Gates highlighted how its Synch speech recognizing technology, which was introduced at CES 2007, will allow users to synch contacts from phones in automobiles and use voice commands to play music, should be in all 2009 Ford, Mercury and Lincoln vehicle models. Microsoft expects to sell 1 million cars with the Sync technology this year.
In addition to Synch, Microsoft plans to soon upgrade the voice-activated information searches available through its subsidiary Tellme. It also will augment the system underlying Surface, which is Microsoft’s computer in a table that responds to users’ touches and gestures. Gates touted Surface as a virtual concierge in hotels, but he believes it will soon be used in retail settings, for example, helping customer to customize products they want to buy.
Gates clearly believes that Xbox is Microsoft’s best ticket into consumer living rooms and is the reason why he gave the video gaming console so much early airtime in his keynote. He, along with side-kick Robbie Bach, who heads Microsoft’s entertainment division, also announced an expansion of the high-definition movies and TV shows that can be downloaded through the Xbox video game console’s online service.
Gates said that the company is working to make a library of TV programs from ABC, including popular shows like Lost and Desperate Housewives, available over its Xbox Live online gaming and entertainment network. Microsoft has also announced a similar content deal with movie studio MGM.

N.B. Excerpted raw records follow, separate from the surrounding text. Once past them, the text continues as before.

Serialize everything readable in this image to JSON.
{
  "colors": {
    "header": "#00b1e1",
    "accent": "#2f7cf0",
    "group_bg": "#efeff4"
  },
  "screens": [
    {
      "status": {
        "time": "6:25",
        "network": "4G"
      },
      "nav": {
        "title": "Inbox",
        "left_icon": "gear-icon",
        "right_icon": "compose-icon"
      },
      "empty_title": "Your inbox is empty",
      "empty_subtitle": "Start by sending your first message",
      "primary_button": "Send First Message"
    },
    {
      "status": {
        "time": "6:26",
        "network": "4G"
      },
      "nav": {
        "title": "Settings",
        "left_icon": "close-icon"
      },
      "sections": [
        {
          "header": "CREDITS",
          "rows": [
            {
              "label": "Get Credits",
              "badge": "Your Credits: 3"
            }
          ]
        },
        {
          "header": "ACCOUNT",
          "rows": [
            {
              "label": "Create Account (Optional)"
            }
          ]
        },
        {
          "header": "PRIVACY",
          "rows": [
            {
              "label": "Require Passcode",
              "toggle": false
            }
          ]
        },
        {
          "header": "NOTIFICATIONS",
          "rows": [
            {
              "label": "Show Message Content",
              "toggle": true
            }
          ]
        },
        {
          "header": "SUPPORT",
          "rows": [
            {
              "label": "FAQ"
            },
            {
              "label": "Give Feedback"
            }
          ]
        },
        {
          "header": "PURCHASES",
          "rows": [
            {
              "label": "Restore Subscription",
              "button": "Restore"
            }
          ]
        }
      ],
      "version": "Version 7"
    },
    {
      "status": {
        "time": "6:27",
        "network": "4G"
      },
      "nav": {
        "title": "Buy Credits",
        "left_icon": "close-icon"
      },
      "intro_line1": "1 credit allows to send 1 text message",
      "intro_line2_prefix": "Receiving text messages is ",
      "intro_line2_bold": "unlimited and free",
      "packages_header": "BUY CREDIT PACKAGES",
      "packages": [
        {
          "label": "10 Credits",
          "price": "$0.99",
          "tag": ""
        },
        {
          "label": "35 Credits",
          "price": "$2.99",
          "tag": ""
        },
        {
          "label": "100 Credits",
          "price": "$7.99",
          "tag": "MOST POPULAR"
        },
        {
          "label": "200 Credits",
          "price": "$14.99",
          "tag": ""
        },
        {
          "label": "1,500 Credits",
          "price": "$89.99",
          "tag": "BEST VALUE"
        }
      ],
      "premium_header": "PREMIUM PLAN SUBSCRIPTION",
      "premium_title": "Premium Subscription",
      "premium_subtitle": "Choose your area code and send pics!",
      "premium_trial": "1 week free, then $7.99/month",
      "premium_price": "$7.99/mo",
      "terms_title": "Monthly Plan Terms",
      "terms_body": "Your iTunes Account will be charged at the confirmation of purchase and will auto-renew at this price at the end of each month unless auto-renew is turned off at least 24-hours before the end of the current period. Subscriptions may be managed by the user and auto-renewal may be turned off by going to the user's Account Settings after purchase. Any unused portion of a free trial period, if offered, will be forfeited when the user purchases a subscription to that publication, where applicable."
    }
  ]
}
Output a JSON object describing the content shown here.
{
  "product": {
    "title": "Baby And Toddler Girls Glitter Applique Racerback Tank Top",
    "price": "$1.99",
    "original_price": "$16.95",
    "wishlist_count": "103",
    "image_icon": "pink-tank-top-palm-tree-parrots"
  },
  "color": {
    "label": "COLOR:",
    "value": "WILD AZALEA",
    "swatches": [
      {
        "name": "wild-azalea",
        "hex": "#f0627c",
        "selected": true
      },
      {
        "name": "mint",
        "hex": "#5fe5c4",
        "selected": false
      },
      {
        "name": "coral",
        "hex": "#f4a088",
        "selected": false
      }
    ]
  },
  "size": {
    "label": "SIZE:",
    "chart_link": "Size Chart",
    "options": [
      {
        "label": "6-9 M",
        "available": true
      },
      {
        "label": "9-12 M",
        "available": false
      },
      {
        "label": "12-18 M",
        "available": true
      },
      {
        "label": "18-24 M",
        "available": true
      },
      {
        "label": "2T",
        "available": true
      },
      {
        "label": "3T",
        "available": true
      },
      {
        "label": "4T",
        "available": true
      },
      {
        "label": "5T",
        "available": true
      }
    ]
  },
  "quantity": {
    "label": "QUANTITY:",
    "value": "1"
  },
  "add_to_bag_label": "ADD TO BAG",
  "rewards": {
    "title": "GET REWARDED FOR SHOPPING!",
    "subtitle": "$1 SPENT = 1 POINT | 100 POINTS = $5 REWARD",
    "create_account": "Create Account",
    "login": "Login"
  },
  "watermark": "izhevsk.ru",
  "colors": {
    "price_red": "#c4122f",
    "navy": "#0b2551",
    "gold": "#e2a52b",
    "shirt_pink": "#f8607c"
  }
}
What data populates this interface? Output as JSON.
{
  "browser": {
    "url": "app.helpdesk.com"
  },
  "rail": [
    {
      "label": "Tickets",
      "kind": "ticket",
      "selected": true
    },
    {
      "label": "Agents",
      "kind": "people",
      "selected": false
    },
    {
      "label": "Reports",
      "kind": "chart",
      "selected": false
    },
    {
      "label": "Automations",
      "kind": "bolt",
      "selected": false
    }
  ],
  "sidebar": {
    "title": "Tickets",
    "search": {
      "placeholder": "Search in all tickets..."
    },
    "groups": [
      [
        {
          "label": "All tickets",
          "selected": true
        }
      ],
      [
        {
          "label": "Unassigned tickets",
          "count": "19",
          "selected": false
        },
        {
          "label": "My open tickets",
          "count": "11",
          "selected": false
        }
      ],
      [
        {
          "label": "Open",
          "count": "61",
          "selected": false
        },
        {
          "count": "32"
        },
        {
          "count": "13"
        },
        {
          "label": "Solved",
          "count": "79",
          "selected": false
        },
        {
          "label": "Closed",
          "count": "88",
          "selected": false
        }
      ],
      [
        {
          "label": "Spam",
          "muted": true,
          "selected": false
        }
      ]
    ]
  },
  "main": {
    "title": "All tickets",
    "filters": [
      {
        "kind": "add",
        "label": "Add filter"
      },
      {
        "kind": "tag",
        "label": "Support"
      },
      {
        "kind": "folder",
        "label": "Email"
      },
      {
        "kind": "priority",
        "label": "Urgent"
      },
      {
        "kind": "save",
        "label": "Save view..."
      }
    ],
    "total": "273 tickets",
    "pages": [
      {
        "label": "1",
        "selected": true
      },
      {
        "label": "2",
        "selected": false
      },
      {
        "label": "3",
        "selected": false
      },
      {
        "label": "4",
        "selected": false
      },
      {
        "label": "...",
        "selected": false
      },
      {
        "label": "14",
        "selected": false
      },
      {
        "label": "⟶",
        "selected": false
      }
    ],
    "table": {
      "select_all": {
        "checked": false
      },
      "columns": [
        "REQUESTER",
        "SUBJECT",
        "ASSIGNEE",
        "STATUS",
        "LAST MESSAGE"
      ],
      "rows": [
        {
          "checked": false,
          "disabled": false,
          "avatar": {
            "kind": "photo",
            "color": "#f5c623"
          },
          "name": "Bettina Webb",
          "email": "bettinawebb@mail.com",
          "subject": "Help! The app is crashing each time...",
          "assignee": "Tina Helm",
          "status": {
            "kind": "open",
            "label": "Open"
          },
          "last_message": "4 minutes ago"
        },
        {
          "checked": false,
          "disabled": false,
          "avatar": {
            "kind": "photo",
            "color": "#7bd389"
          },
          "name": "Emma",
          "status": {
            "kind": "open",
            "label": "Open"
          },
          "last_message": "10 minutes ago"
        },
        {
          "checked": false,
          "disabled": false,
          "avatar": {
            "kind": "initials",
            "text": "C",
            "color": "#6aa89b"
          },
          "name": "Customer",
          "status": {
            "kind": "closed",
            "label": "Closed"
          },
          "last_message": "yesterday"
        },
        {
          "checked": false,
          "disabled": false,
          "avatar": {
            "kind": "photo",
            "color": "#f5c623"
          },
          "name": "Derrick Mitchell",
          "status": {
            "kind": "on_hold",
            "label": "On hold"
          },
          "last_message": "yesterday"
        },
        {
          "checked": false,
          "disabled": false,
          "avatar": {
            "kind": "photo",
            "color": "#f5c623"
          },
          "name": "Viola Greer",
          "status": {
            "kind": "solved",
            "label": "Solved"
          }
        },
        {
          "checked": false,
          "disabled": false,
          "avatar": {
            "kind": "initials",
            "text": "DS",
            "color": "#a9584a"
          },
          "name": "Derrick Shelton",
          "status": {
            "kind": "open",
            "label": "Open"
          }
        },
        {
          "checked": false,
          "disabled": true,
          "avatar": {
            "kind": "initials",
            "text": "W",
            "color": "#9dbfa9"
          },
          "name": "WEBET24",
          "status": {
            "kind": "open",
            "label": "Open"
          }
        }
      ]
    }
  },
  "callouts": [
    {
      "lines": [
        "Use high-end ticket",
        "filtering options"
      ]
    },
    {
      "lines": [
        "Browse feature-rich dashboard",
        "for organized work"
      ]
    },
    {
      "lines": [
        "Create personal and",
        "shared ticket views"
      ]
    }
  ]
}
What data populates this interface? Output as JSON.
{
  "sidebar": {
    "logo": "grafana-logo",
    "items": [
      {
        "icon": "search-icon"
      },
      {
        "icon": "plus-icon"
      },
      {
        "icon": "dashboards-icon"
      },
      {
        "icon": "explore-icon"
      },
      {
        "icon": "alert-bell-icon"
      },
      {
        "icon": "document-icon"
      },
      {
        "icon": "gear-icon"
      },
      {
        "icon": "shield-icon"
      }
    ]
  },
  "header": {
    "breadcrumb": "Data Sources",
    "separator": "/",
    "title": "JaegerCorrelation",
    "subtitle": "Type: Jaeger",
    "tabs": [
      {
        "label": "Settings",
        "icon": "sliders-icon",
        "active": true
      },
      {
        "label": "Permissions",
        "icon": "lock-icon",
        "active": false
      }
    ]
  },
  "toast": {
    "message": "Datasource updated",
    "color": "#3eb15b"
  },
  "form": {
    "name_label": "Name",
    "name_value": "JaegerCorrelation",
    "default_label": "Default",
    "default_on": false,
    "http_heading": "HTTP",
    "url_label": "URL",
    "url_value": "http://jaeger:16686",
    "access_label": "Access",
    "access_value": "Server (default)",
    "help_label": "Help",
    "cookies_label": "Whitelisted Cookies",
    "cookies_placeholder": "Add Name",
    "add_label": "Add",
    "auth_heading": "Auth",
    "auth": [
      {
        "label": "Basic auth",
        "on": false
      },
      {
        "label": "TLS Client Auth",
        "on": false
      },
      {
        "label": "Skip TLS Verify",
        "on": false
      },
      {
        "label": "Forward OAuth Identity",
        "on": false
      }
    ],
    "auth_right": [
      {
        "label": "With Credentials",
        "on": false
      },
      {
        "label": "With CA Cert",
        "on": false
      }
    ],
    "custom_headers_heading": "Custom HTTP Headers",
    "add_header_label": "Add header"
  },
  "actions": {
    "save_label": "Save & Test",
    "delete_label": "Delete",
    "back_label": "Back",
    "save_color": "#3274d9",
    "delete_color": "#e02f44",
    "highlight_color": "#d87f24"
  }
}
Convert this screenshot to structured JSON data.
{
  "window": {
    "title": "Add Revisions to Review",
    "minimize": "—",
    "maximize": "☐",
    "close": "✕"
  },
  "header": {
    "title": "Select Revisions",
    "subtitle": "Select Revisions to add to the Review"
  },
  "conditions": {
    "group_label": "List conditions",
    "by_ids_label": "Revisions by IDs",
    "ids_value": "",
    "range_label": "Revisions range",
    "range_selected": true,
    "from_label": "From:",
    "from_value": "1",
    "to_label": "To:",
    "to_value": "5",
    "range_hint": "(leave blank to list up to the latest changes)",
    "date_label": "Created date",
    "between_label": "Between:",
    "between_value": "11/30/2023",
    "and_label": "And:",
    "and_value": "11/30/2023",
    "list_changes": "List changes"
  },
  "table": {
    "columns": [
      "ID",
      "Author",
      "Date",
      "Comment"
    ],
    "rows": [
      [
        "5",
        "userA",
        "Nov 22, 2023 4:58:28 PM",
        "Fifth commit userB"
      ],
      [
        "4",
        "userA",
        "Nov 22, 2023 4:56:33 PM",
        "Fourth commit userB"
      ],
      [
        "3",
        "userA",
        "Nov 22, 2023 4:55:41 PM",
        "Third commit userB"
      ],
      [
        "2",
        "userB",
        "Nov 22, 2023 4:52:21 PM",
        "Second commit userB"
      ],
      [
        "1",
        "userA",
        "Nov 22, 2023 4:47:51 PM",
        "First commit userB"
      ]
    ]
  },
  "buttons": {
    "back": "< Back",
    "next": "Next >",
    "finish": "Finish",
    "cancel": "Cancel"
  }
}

Gates also announced that British Telecom will be the first company to allow customers to use an Xbox 360 as a media extender with its Mediaroom IPTV software. Gates said that Mediaroom is now running on 1 million set-top boxes worldwide and that the company has also launched a new service called DVR Anywhere, allowing users to watch their recorded programs on multiple TVs in the home.
He also said the company is working with NBC to deliver online broadcast of the 2008 Summer Games in Beijing. The planned nbcolympics.com site will use Microsoft’s Silverlight video technology to power all the live and on-demand video.
On a lighter note the Gates, in self-deprecating fashion, also found time to air a farewell tribute video that showed how a multi-billionaire might fill his time after leaving Microsoft. Rib tickling sketches included Gates auditioning for a Steven Spielberg movie, pleading for a guitar spot on Bon’s U2 rock band and lobbying presidential candidates Hillary Clinton and Barack Obama.
It’s notable that Gates address didn’t feature many high-profile Microsoft product launches as in the past – like Windows Vista and Xbox. This could be calculated as Vista has had a lukewarm reception from users. Moreover Web-based applications are loosening Microsoft’s traditional stranglehold on desktop computing. It’s also no surprise that Gates identified Windows as the cornerstone of his connected vision. But that’s interesting because user interface design has never really been Microsoft’s strong point. Sure there are 100 million people using Vista (according to Gates at least). But how many of those are happy is another matter.
But these matters are perhaps too serious and mundane to discuss at a show like CES, which is really all about fun, excitement and looking to the future with a sense of wonder and awe. This was Gates’ chance to say goodbye to the industry on a positive and optimistic note. Few would begrudge him that opportunity.